The complex control of transcription in eukaryotic cells makes deciphering the regulatory code particularly challenging. For instance, transcriptional initiation of a gene requires combinatorial interactions between sequence-specific transcription factors and cognate regulatory sequences, as well as remodeling of local chromatin structures. Each eukaryotic genome encodes between several hundred to several thousand transcription factors. In addition, the histones, a major component of chromatin, can be subject to over 100 different types of modifications and have been shown to exist in non-allelic variants targeted to particular functional sites in the genome. Integrating information over these various layers of control makes deducing the combinatorial code far from straightforward. Furthermore, in mammalian genomes, the transcriptional regulatory sequences for a gene are usually scattered over large regions, and our knowledge of these sequences remains limited.

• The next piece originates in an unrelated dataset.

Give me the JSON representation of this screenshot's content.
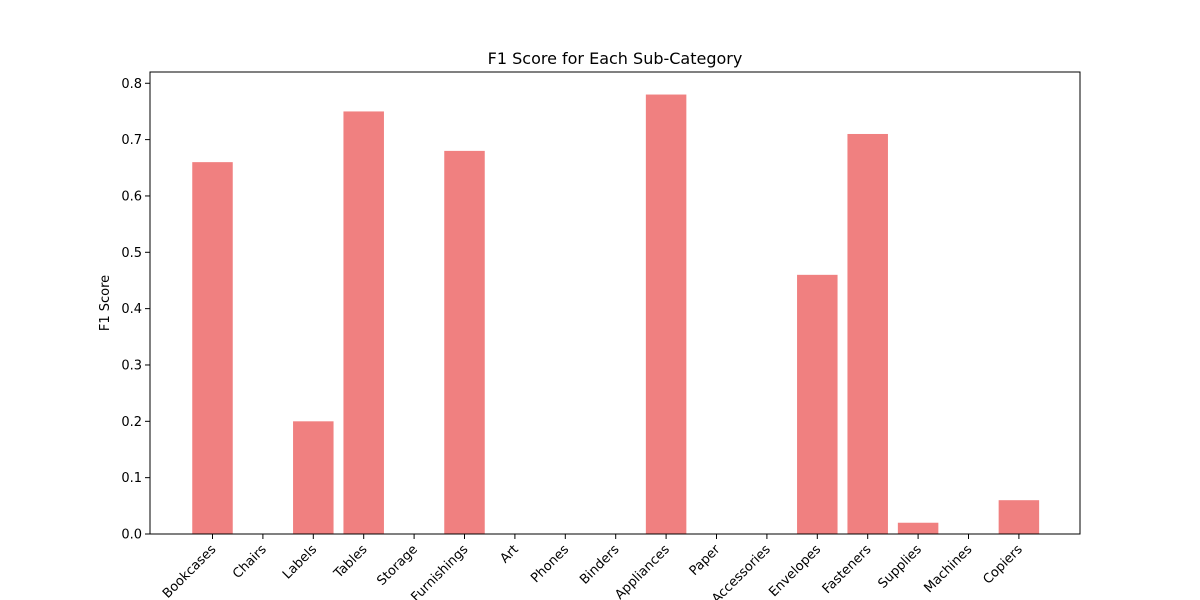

Research in my lab has been devoted toward the identification and characterization of the transcriptional regulatory code of the human genome. We are taking an integrative approach to this problem. In the last several years, we have developed an efficient experimental strategy that allows comprehensive determination of transcription factor binding sites in the genome, and used this approach to systematically identify the transcriptional promoters, enhancers, and insulators in human cells. In addition, we have successfully used this strategy to determine the downstream target genes for c-Myc and β-catenin, two oncogenes involved in colorectal carcinoma and other human cancers. Results from these studies have not only demonstrated the utility of our approaches for rapid discovery of regulatory sequences in a genome, but also provided new insights in gene regulation and tumorigenesis. We are currently expanding these efforts to identify all the regulatory sequences in the human genome, dissect their combinatorial interactions with the sequence specific transcription factors, and define the functional relationships among chromatin modifications, DNA methylation and gene regulation.